Restauration du réfectoire-chapelle du XVIIIe siècle de l'abbaye de Clairvaux (2013-2015)
Après le bâtiment des Convers (XIIe siècle), l’ancien réfectoire-chapelle du XVIIIe siècle de l’ancienne abbaye de Clairvaux fait actuellement l’objet d’une importante campagne de restauration intérieure.
Cet édifice appartient à un ensemble monumental du XVIIIe siècle, dont la pièce maîtresse est le grand cloître, vraisemblablement réalisé par l’architecte Aubert.
Avec ce chantier, la DRAC marque, à la veille des célébrations du 900e anniversaire de l’abbaye, en 2015, le lancement de deux ans de travaux sur le site : quatre chantiers seront en effet menés simultanément, avec, en plus de celui du réfectoire, celui de la prison des enfants, celui des aménagements des espaces extérieurs et celui de la mise en sécurité du parcours de visite, avec pour objectif la mise en valeur de Clairvaux.
D’un montant de 2 400 000 €, la restauration du réfectoire-chapelle, financée par l’Etat-ministère de la Culture , est menée sous maîtrise d’ouvrage de la DRAC et sous la maîtrise d’œuvre d’Eric Pallot, architecte en chef des monuments historiques.
Les travaux, menés de 2013 à 2015, d’un montant de 4 500 000 €, ont été financés à hauteur de 4 036 966 € par l’Etat, 227 007€ pour le Conseil régional et 227 007€ pour le Conseil départemental.

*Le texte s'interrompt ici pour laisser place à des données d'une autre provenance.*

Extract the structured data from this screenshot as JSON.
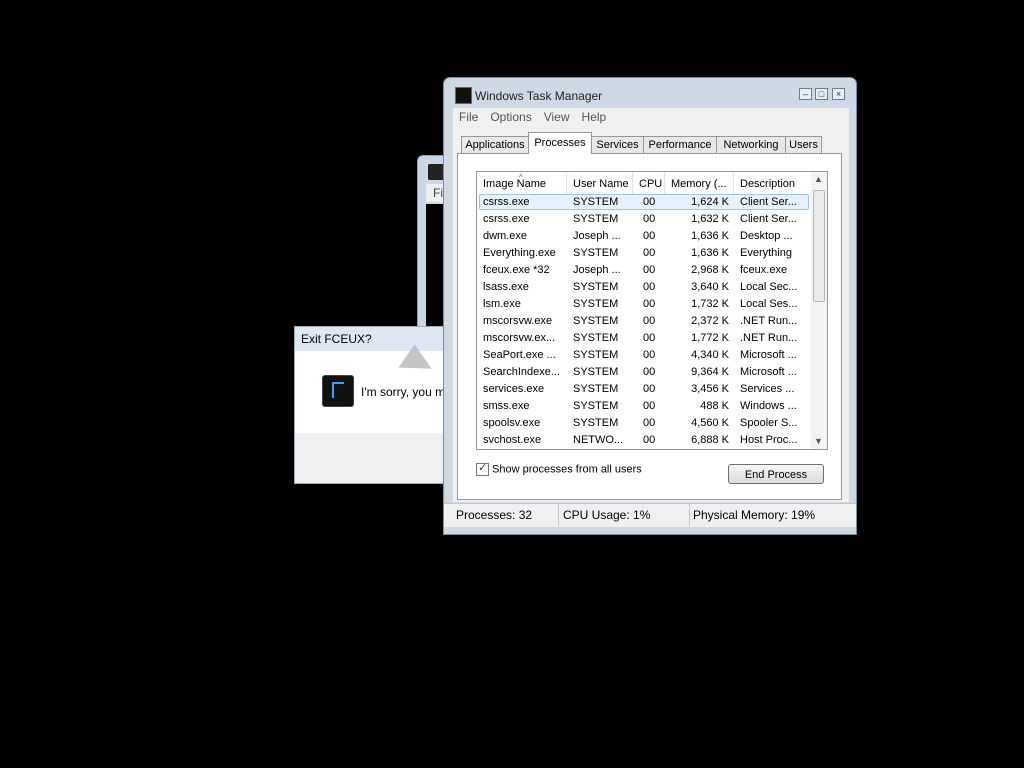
{
  "fceux_main": {
    "menu_fragment": "Fil"
  },
  "exit_dialog": {
    "title": "Exit FCEUX?",
    "message": "I'm sorry, you m"
  },
  "task_manager": {
    "title": "Windows Task Manager",
    "menu": [
      "File",
      "Options",
      "View",
      "Help"
    ],
    "tabs": [
      {
        "label": "Applications",
        "active": false
      },
      {
        "label": "Processes",
        "active": true
      },
      {
        "label": "Services",
        "active": false
      },
      {
        "label": "Performance",
        "active": false
      },
      {
        "label": "Networking",
        "active": false
      },
      {
        "label": "Users",
        "active": false
      }
    ],
    "columns": [
      "Image Name",
      "User Name",
      "CPU",
      "Memory (...",
      "Description"
    ],
    "sort_indicator": "^",
    "rows": [
      {
        "name": "csrss.exe",
        "user": "SYSTEM",
        "cpu": "00",
        "memory": "1,624 K",
        "description": "Client Ser...",
        "selected": true
      },
      {
        "name": "csrss.exe",
        "user": "SYSTEM",
        "cpu": "00",
        "memory": "1,632 K",
        "description": "Client Ser..."
      },
      {
        "name": "dwm.exe",
        "user": "Joseph ...",
        "cpu": "00",
        "memory": "1,636 K",
        "description": "Desktop ..."
      },
      {
        "name": "Everything.exe",
        "user": "SYSTEM",
        "cpu": "00",
        "memory": "1,636 K",
        "description": "Everything"
      },
      {
        "name": "fceux.exe *32",
        "user": "Joseph ...",
        "cpu": "00",
        "memory": "2,968 K",
        "description": "fceux.exe"
      },
      {
        "name": "lsass.exe",
        "user": "SYSTEM",
        "cpu": "00",
        "memory": "3,640 K",
        "description": "Local Sec..."
      },
      {
        "name": "lsm.exe",
        "user": "SYSTEM",
        "cpu": "00",
        "memory": "1,732 K",
        "description": "Local Ses..."
      },
      {
        "name": "mscorsvw.exe",
        "user": "SYSTEM",
        "cpu": "00",
        "memory": "2,372 K",
        "description": ".NET Run..."
      },
      {
        "name": "mscorsvw.ex...",
        "user": "SYSTEM",
        "cpu": "00",
        "memory": "1,772 K",
        "description": ".NET Run..."
      },
      {
        "name": "SeaPort.exe ...",
        "user": "SYSTEM",
        "cpu": "00",
        "memory": "4,340 K",
        "description": "Microsoft ..."
      },
      {
        "name": "SearchIndexe...",
        "user": "SYSTEM",
        "cpu": "00",
        "memory": "9,364 K",
        "description": "Microsoft ..."
      },
      {
        "name": "services.exe",
        "user": "SYSTEM",
        "cpu": "00",
        "memory": "3,456 K",
        "description": "Services ..."
      },
      {
        "name": "smss.exe",
        "user": "SYSTEM",
        "cpu": "00",
        "memory": "488 K",
        "description": "Windows ..."
      },
      {
        "name": "spoolsv.exe",
        "user": "SYSTEM",
        "cpu": "00",
        "memory": "4,560 K",
        "description": "Spooler S..."
      },
      {
        "name": "svchost.exe",
        "user": "NETWO...",
        "cpu": "00",
        "memory": "6,888 K",
        "description": "Host Proc..."
      }
    ],
    "show_all_label": "Show processes from all users",
    "show_all_checked": true,
    "end_process_label": "End Process",
    "status": {
      "processes": "Processes: 32",
      "cpu": "CPU Usage: 1%",
      "memory": "Physical Memory: 19%"
    }
  }
}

Ils poursuivent trous types d’objectifs :
La sauvegarde du site, son accessibilité au plus grand nombre et son adaptation à la mise en œuvre d’un projet culturel ambitieux.
Le bâtiment, édifié en 1774, à un moment ou l’abbaye de Clairvaux est à l’apogée de sa puissance, illustre bien le goût et l’exigence des abbés de l’époque.
Transformé en chapelle carcérale au XIXe siècle, il a conservé de nombreuses traces de ce nouvel usage. Il s’agissait de mener à bien la restauration intérieure en sauvant à la fois les décors du XVIIIe siècle et les traces ténues de sa transformation en chapelle, en revenant à l'état de 1813, date qui a vu le réfectoire transformé en chapelle.On retrouve ainsi la volumétrie générale du réfectoire du XVIIIe siècle, avec ses murs et plafonds de gypseries, ses lambris, mais également les transformations subies par ces derniers, avec la conservation des arrachements des ouvrages disparus (tribunes, murs de séparation…).
L’ambiance spécifique de l’édifice est préservée : celle de la prison, ainsi qu’une certaine rusticité des matériaux, dont les teintes altérées ou usées ont été, dans la mesure du possible, rétablies.
Le projet de restauration
Le projet prévoit une restauration, à l’identique, de l’état de 1813, date qui a vu le réfectoire transformé en chapelle. L’ensemble des dispositions actuelles sera conservé, ainsi que des témoignages de certains éléments disparus.
On retrouvera ainsi la volumétrie générale du réfectoire du XVIIIe siècle, avec ses murs et plafonds de gypseries, ses lambris, mais également les transformations subies par ces derniers, avec la conservation des arrachements des ouvrages disparus (tribunes, murs de séparation…).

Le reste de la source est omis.